Users often encounter fraudulent content online, including misinformation and marketing scams. This is not only frustrating for users, but also something that can have major consequences on both a global and personal level, ranging from financial and political damages to cultural and personal disagreements and divides.

Motivated to protect internet users, Uyen Trang Nguyen, an associate professor in the Department of Electrical Engineering & Computer Science at York University’s Lassonde School of Engineering, is developing Artificial Intelligence (AI) systems to prevent the spread of fraudulent content. Specifically, Professor Nguyen is designing systems to strategically detect and target clickbait and Twitter bots; two techniques commonly used to spread misinformation and marketing scams. These systems are developed with a subfield of AI called Machine Learning (ML), which trains computers to extract patterns and knowledge from specific data and learn from it, similar to the way humans read an instruction manual before completing an unfamiliar task.

“I was inspired to start this work because I see the issues that are caused by false information on the internet,” says Professor Nguyen. “Families have serious disagreements, there is interference with our elections, I want to provide protection against these threats.”

To combat the spread of fraudulent content and misinformation, Professor Uyen is developing a system that analyzes the relationship between words in an article or on a webpage to detect clickbait. This system operates using a combination of methods that have not been used for clickbait detection systems before: a neural network that can mimic our brain’s ability to recognize patterns and regularities in data, coupled with human semantic knowledge of language to understand the relationship between words. While analyzing an article or webpage, the system relies on a graph that represents the semantic relationship between words and uses this information to correlate the title of an article or webpage to its content – if the title and content do not match, it is labelled as clickbait.

An example of how Professor Nguyen’s clickbait detection model distinguishes non-clickbait from click-bait.
An example of how Professor Nguyen’s clickbait detection model distinguishes non-clickbait from clickbait.

Focusing on the spread of disinformation and misinformation on Twitter, Professor Nguyen is also developing a complex system to detect Twitter bots. Although Twitter bots can be used for convenient, automated updates of blogs and news, they are also used to spread malicious content. Professor Nguyen’s proposed system combines natural language processing with a recurrent neural network. Working together to analyze tweet content, natural language processing allows the system to understand text the way humans do, while the recurrent neural network helps the system identify language patterns used by bots. Using these methods, the system can distinguish a Twitter bot from a legitimate Twitter account.

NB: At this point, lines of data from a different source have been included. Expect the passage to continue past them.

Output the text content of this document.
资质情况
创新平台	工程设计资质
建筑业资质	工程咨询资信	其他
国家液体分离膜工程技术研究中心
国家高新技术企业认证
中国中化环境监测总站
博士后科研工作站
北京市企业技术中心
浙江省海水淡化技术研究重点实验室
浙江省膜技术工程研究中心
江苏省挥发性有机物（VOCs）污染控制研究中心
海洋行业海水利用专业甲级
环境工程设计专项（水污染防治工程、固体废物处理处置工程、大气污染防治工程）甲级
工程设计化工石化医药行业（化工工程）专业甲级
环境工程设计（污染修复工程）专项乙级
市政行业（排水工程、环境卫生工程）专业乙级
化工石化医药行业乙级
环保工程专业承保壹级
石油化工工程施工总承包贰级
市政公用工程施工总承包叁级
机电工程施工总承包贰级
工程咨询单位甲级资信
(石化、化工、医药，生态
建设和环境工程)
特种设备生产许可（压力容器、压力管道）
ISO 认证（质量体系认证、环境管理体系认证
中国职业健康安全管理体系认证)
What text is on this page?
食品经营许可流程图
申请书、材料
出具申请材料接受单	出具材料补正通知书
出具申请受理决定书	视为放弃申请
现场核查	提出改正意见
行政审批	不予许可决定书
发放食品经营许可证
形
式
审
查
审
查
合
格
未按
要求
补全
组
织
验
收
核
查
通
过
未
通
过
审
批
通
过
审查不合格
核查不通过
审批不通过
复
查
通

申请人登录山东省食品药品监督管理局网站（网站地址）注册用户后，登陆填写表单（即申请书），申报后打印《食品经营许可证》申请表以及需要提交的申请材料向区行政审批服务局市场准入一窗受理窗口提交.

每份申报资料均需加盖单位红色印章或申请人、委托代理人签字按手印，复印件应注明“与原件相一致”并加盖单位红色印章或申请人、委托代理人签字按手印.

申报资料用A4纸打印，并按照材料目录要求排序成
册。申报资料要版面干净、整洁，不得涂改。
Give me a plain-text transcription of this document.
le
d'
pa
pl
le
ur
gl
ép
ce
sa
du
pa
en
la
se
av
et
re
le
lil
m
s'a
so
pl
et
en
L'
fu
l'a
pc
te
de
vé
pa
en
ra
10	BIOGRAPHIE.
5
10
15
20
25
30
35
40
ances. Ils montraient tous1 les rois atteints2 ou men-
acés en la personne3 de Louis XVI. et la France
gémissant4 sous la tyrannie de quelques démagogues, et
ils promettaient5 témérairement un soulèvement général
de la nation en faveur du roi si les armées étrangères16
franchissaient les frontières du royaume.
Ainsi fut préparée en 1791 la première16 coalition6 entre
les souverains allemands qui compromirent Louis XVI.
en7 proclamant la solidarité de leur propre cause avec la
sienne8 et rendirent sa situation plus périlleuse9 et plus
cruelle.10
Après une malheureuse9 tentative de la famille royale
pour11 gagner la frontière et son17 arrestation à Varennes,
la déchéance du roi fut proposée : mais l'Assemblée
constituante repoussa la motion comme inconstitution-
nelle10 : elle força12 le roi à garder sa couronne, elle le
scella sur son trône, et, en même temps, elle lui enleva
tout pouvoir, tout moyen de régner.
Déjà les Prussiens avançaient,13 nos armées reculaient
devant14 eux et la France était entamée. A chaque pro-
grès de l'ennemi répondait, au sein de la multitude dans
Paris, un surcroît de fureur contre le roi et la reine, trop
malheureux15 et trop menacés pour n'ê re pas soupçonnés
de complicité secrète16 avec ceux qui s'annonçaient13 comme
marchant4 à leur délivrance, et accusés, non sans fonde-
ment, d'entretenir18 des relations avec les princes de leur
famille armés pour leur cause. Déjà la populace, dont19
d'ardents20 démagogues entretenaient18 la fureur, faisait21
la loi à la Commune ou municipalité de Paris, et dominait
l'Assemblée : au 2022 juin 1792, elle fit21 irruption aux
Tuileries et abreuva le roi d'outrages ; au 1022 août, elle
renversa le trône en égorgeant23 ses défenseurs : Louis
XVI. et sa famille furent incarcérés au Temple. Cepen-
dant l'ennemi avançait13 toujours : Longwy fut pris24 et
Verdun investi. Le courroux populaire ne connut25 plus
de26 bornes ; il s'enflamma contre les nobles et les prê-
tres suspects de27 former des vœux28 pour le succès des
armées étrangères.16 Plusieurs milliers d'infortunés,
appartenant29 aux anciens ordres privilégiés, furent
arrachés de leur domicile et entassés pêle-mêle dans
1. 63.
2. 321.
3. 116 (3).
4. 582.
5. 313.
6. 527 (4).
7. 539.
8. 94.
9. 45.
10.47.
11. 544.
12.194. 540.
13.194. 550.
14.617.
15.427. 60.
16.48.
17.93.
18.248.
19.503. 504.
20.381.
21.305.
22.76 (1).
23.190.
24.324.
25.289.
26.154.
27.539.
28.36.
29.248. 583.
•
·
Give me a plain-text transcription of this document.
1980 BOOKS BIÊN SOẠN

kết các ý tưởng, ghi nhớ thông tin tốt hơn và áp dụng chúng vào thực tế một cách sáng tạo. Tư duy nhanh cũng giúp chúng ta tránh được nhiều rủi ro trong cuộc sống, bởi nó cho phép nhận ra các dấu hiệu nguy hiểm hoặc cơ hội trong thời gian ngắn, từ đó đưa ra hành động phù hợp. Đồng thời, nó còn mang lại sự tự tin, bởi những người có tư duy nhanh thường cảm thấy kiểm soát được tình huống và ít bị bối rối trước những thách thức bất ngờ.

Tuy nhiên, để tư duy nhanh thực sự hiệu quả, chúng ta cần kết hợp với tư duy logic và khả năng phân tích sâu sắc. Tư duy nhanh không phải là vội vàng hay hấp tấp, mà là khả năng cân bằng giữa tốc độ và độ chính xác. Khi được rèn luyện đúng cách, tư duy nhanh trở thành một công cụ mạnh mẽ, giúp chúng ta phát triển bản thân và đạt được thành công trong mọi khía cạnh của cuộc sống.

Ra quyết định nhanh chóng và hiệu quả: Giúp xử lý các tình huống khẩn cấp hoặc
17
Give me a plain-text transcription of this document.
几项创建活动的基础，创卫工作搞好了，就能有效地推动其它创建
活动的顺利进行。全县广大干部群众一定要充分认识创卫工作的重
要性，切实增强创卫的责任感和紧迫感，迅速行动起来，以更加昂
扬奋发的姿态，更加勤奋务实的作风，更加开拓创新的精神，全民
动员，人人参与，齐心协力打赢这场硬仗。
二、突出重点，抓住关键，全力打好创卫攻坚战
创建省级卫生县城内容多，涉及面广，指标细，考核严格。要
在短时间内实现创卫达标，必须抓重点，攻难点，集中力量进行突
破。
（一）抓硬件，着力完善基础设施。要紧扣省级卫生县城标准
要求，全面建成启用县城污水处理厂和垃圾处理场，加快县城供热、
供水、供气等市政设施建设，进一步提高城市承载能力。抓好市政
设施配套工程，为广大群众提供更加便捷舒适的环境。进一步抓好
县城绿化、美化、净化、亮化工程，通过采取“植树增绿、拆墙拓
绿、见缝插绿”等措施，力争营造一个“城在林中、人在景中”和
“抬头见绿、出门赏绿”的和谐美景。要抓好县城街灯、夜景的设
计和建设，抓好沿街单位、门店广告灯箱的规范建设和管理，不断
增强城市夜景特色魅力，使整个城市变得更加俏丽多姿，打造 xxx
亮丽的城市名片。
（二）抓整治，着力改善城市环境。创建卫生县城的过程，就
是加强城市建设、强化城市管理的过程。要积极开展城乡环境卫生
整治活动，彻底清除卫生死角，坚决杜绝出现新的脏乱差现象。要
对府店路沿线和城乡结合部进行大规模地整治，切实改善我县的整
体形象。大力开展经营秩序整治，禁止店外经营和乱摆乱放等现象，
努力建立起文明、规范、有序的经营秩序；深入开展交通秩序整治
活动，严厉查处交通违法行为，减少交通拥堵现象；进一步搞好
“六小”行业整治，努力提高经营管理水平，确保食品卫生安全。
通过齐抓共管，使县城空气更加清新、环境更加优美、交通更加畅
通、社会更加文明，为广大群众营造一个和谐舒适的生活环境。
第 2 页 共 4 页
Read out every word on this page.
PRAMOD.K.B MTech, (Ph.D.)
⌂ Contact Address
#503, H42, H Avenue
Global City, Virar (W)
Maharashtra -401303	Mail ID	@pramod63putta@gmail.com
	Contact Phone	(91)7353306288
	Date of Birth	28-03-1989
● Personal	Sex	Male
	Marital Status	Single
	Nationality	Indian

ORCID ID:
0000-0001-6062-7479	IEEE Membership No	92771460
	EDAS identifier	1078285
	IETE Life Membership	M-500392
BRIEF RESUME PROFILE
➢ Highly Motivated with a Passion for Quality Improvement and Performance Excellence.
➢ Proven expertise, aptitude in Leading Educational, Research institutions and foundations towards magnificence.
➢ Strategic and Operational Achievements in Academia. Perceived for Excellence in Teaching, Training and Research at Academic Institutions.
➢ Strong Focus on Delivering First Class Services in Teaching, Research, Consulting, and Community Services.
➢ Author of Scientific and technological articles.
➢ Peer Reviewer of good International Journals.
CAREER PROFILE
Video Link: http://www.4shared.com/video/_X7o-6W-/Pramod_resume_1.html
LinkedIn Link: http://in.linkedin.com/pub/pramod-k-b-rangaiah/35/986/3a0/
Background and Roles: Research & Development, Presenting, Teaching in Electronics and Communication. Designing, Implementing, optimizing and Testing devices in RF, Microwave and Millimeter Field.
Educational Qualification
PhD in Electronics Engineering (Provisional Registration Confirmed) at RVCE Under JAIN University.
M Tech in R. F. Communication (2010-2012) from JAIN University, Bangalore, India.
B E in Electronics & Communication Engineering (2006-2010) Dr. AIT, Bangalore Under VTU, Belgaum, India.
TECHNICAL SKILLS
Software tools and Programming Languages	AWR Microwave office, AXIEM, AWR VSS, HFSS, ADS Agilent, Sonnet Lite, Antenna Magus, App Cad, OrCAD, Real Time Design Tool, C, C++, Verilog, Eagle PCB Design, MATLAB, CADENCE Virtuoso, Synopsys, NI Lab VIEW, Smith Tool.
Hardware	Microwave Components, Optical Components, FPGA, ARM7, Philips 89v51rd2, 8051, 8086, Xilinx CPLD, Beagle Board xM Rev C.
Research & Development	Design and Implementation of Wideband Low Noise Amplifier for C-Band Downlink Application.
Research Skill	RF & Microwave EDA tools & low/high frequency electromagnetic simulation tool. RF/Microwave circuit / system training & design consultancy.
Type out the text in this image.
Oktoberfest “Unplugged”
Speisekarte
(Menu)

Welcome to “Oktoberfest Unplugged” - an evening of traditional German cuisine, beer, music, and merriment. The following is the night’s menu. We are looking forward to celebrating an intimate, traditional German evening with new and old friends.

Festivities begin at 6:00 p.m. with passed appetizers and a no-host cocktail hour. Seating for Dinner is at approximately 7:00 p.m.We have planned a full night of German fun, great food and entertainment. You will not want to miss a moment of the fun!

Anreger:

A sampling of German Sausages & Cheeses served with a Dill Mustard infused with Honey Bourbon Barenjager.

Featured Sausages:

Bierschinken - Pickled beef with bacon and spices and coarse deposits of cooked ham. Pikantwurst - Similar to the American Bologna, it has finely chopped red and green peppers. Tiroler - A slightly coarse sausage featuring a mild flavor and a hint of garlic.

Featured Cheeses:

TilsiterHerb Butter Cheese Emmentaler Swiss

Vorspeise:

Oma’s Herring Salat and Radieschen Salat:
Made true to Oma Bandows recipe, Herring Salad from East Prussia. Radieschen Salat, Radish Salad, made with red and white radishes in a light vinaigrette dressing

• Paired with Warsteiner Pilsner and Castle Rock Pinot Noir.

Using these proposed systems to detect clickbait and Twitter bots, network administrators from companies such as Google or Twitter would have the ability to slow down or prevent the spread of fraudulent content before it reaches more internet users. An added feature that Professor Nguyen is developing to improve the use of these systems is explainability – this allows the systems to provide an explanation behind their decisions. “It’s hard for people to trust artificial intelligence – it’s a computer, not a person,” says Professor Nguyen. “I want to make sure these systems can explain what they are doing, so we can build trust in AI.”

Professor Nguyen is working on additional improvements to her artificial intelligence systems, including a feature that will permit her Twitter-bot detection system to distinguish between harmful and harmless bots. She is also applying machine learning methods to develop a system that can support financial institutions by detecting money laundering transactions.